Çok eski zamanlarda yerli halk zaman zaman bu bitkinin unundan ekmek yapıp tüketmişlerdir. Kahvenin tarihteki ikinci durağı Güney Etiyopya’dan sonra Yemen’dir. 1. Selim Mısır Seferi’nden sonra İstanbul’a getirmiştir. Doğu’nun Batı’ya kültür hediyesi olarak eski tarihlerde sunduğu kahve, günümüz dünya ticaretinde petrolden sonra ikinci büyük kalemdir.

Efsaneye göre 9.yy'da bir çoban, keçilere kahvenin meyvesini yedirmiş ve bir süre sonra kafeinin etkisiyle keçiler hareketlenmeye, çobanların deyimiyle dans etmeye başlamışlar. Bu olaydan sonra bir rahip kahvenin meyvesiyle kendine bir içecek hazırlamış, bütün gece uyumayınca kahvenin uyarıcı etkisi olan bir içecek olduğu keşfedilmiş ve tüketimi yayılmaya başlamış.

Dünyada tüketilen kahvenin yarısından fazlası Brezilyada üretilir. Yetiştirildiği bölgenin özelliğine göre değişik türde kahve vardır. Kahve ağacı; çiçekleri beyaz ve hoş kokuludur. Kahve meyvesi; büyüklüğü, şekli ve rengindeki benzerlikler nedeniyle kiraza benzetilmektedir. Kahve tohumları kullanılmadan önce kavrulur.
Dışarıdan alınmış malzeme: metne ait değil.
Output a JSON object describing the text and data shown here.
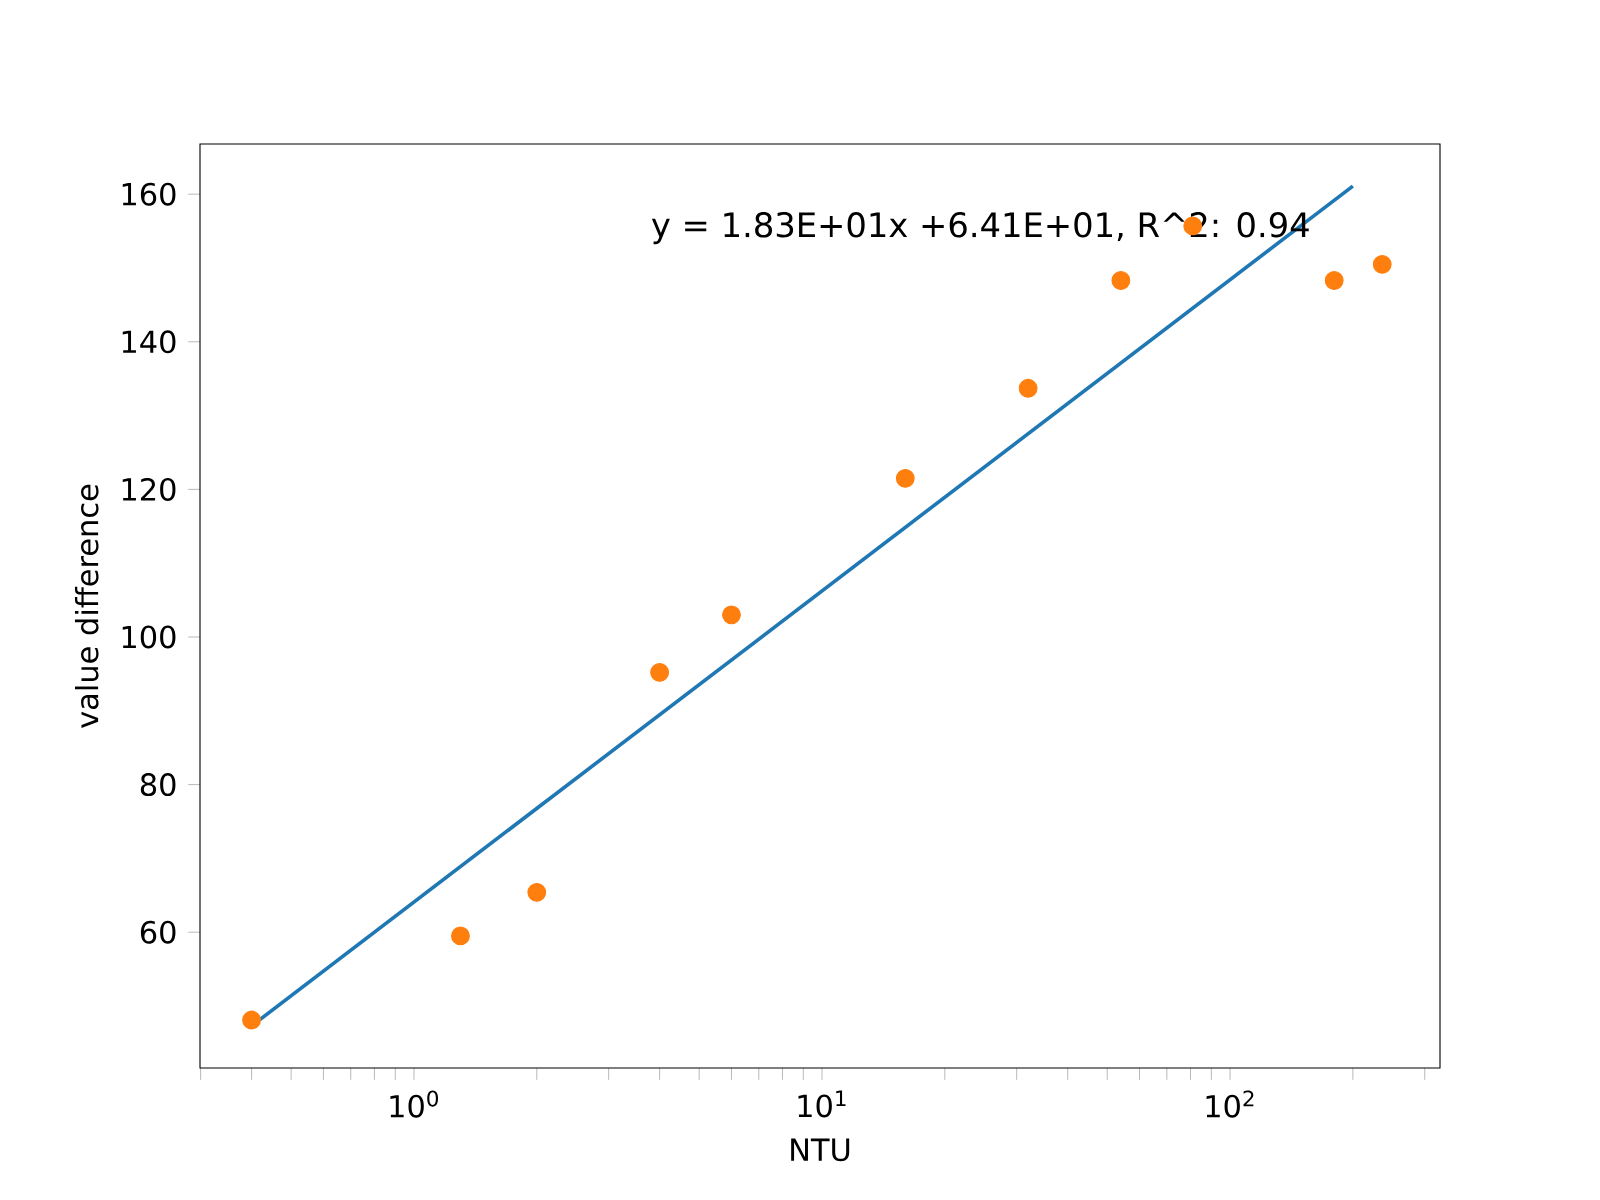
{
  "chart_data": {
    "type": "scatter",
    "xlabel": "NTU",
    "ylabel": "value difference",
    "log": "x",
    "grid": false,
    "xlim": [
      0.299,
      327
    ],
    "ylim": [
      41.6,
      166.8
    ],
    "xticks": [
      {
        "value": 0.3,
        "label": null
      },
      {
        "value": 0.4,
        "label": null
      },
      {
        "value": 0.5,
        "label": null
      },
      {
        "value": 0.6,
        "label": null
      },
      {
        "value": 0.7,
        "label": null
      },
      {
        "value": 0.8,
        "label": null
      },
      {
        "value": 0.9,
        "label": null
      },
      {
        "value": 1,
        "label": "10$^{0}$"
      },
      {
        "value": 2,
        "label": null
      },
      {
        "value": 3,
        "label": null
      },
      {
        "value": 4,
        "label": null
      },
      {
        "value": 5,
        "label": null
      },
      {
        "value": 6,
        "label": null
      },
      {
        "value": 7,
        "label": null
      },
      {
        "value": 8,
        "label": null
      },
      {
        "value": 9,
        "label": null
      },
      {
        "value": 10,
        "label": "10$^{1}$"
      },
      {
        "value": 20,
        "label": null
      },
      {
        "value": 30,
        "label": null
      },
      {
        "value": 40,
        "label": null
      },
      {
        "value": 50,
        "label": null
      },
      {
        "value": 60,
        "label": null
      },
      {
        "value": 70,
        "label": null
      },
      {
        "value": 80,
        "label": null
      },
      {
        "value": 90,
        "label": null
      },
      {
        "value": 100,
        "label": "10$^{2}$"
      },
      {
        "value": 200,
        "label": null
      },
      {
        "value": 300,
        "label": null
      }
    ],
    "yticks": [
      60,
      80,
      100,
      120,
      140,
      160
    ],
    "annotations": [
      "y = 1.83E+01x +6.41E+01, R^2: 0.94"
    ],
    "series": [
      {
        "type": "line",
        "color": "#1f77b4",
        "marker": "none",
        "line_style": "solid",
        "x": [
          0.4,
          200
        ],
        "values": [
          47.3,
          161.1
        ]
      },
      {
        "color": "#ff7f0e",
        "marker": "circle",
        "x": [
          0.4,
          1.3,
          2,
          4,
          6,
          16,
          32,
          54,
          81,
          180,
          236
        ],
        "values": [
          48.1,
          59.5,
          65.4,
          95.2,
          103,
          121.5,
          133.7,
          148.3,
          155.7,
          148.3,
          150.5
        ]
      }
    ]
  }
}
Kavurma esnasında kahve tohumundaki gazlar açığa çıkar, su kaybolur, tad veren aromatik esanslar oluşur. Ortaya çıkan bu öğeler kahveye kendi özelliğini kazandırır.

Kahve Çeşitleri:

Türk kahvesi: Telvesi ile ikram edilen tek kahve çeşididir. Türk kahvesi denilmesinin nedeni hazırlama ve pişirme metodunu Türklerin keşfetmesidir. Diğerlerine göre daha yumuşak içimli, kıvamlı ve aromatiktir. Kaynatılarak içilen tek kahvedir. Kendine özgü enfes kokusu ve köpüğü ile diğer kahvelerden kolaylıkla ayrılabilir. Sağlıklıdır çünkü telvesi dibe çöktüğünden tüketilmez böylece fazla kafein alınmamış olur.

Espresso dediğimiz şey aslında tüm kahvelerin özü diye bilinir. Çünkü kahve türlerinin pek çoğunun içeriği espresso’dır. Espresso, çok ince çekilmiş, sıkıştırılmış ve koyu kavrulmuş kahvenin içinden 90 derece sıcaklıktaki yüksek basınçlı su geçirilerek kahvenin kendi tadına en yakın olan çeşididir.

Americano, espressonun biraz daha sulu hali olduğu için espressodan biraz daha hafif içimlidir. Amerikan Askerleri’nin  kahvesi olarak bilinir. 

Cappuccino : Espresso ve su buharı ile köpük haline getirilmiş süt ile hazırlanan kahve.

Filtre Kahve : Bir çeşit demleme yöntemi ile hazırlanan kahvedir. Damlalar halinde orta çekilmiş kahve çekirdeklerinden geçen su, kahvenin rengini, aromasını ve tadını alarak filtre kahveyi oluşturur. Filtre kahvenin taze tüketilmesi önemlidir. 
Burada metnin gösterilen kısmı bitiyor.